And even more fortuitously I have just returned from Peru, which is, I was previously unwaware, the centre of hat innovations™. (This might be apochryphal.) I saw some hats out there. Let. Me. Tell. You. !!!
Take a look at these little treats:
I won't even get started on the skirts. Talk about creating curves...
Anyhoo, I disgress. Let's take a look at your little treaticle... Now, first things first, I am 100% on side with Mrs. T and the need for covering up the face. Not in an MJ freakishly shrouding his anklebiters in sheets kind of way, but I am a firm believer that a little shade cast by the brim of a dashing hat will work no end of good in the never ending fight against haggard-dom.
I won't show you the hat I wore to shade my face while I was away as you would probably refuse to take any fashion advice from me ever again. Yours is infinitely more stylish. I think you could carry it off delightfully, as long as you didn't wear it with yesterday's outfit otherwise I would spend all our time distractedly wondering when you were going to whip out a cane and burst into There's no business like show business, like no business I know. Everything about it is appealing... etc. etc. ad infinitum... but otherwise charming. I just maybe wish it wasn't quite so white. You know?

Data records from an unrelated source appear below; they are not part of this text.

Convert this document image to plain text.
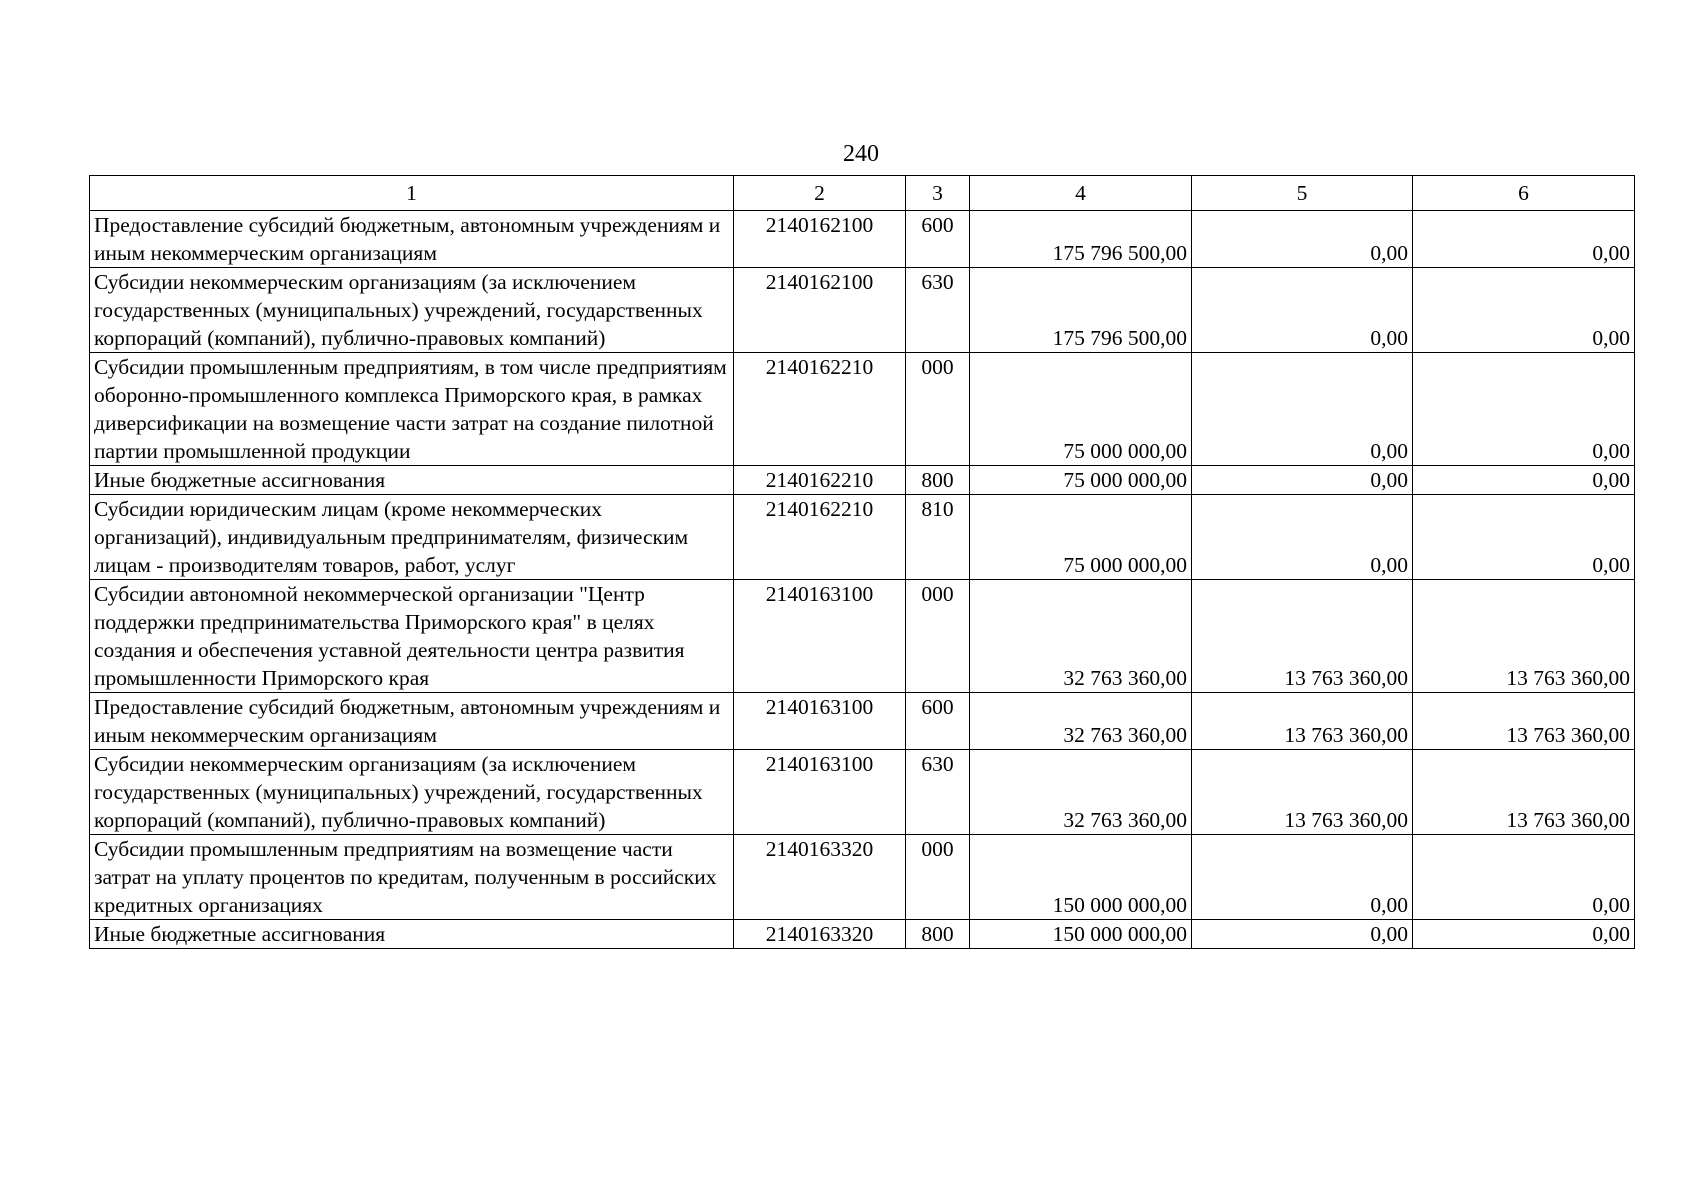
240
1	2	3	4	5	6
Предоставление субсидий бюджетным, автономным учреждениям и иным некоммерческим организациям	2140162100	600	175 796 500,00	0,00	0,00
Субсидии некоммерческим организациям (за исключением государственных (муниципальных) учреждений, государственных корпораций (компаний), публично-правовых компаний)	2140162100	630	175 796 500,00	0,00	0,00
Субсидии промышленным предприятиям, в том числе предприятиям оборонно-промышленного комплекса Приморского края, в рамках диверсификации на возмещение части затрат на создание пилотной партии промышленной продукции	2140162210	000	75 000 000,00	0,00	0,00
Иные бюджетные ассигнования	2140162210	800	75 000 000,00	0,00	0,00
Субсидии юридическим лицам (кроме некоммерческих организаций), индивидуальным предпринимателям, физическим лицам - производителям товаров, работ, услуг	2140162210	810	75 000 000,00	0,00	0,00
Субсидии автономной некоммерческой организации "Центр поддержки предпринимательства Приморского края" в целях создания и обеспечения уставной деятельности центра развития промышленности Приморского края	2140163100	000	32 763 360,00	13 763 360,00	13 763 360,00
Предоставление субсидий бюджетным, автономным учреждениям и иным некоммерческим организациям	2140163100	600	32 763 360,00	13 763 360,00	13 763 360,00
Субсидии некоммерческим организациям (за исключением государственных (муниципальных) учреждений, государственных корпораций (компаний), публично-правовых компаний)	2140163100	630	32 763 360,00	13 763 360,00	13 763 360,00
Субсидии промышленным предприятиям на возмещение части затрат на уплату процентов по кредитам, полученным в российских кредитных организациях	2140163320	000	150 000 000,00	0,00	0,00
Иные бюджетные ассигнования	2140163320	800	150 000 000,00	0,00	0,00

Also, my love, I couldn't possibly sue you for going back on your word about prescription sunnies because I have to make a confession that while I am now wading through my fourth decade I am not yet a responsible adult in any way and have gone global with my ability to leave sunglasses around the countryside wily nily by leaving a pair (indeed, this pair) somewhere in deepest, darkest Peru. Just as well I didn't buy the McQueens, huh?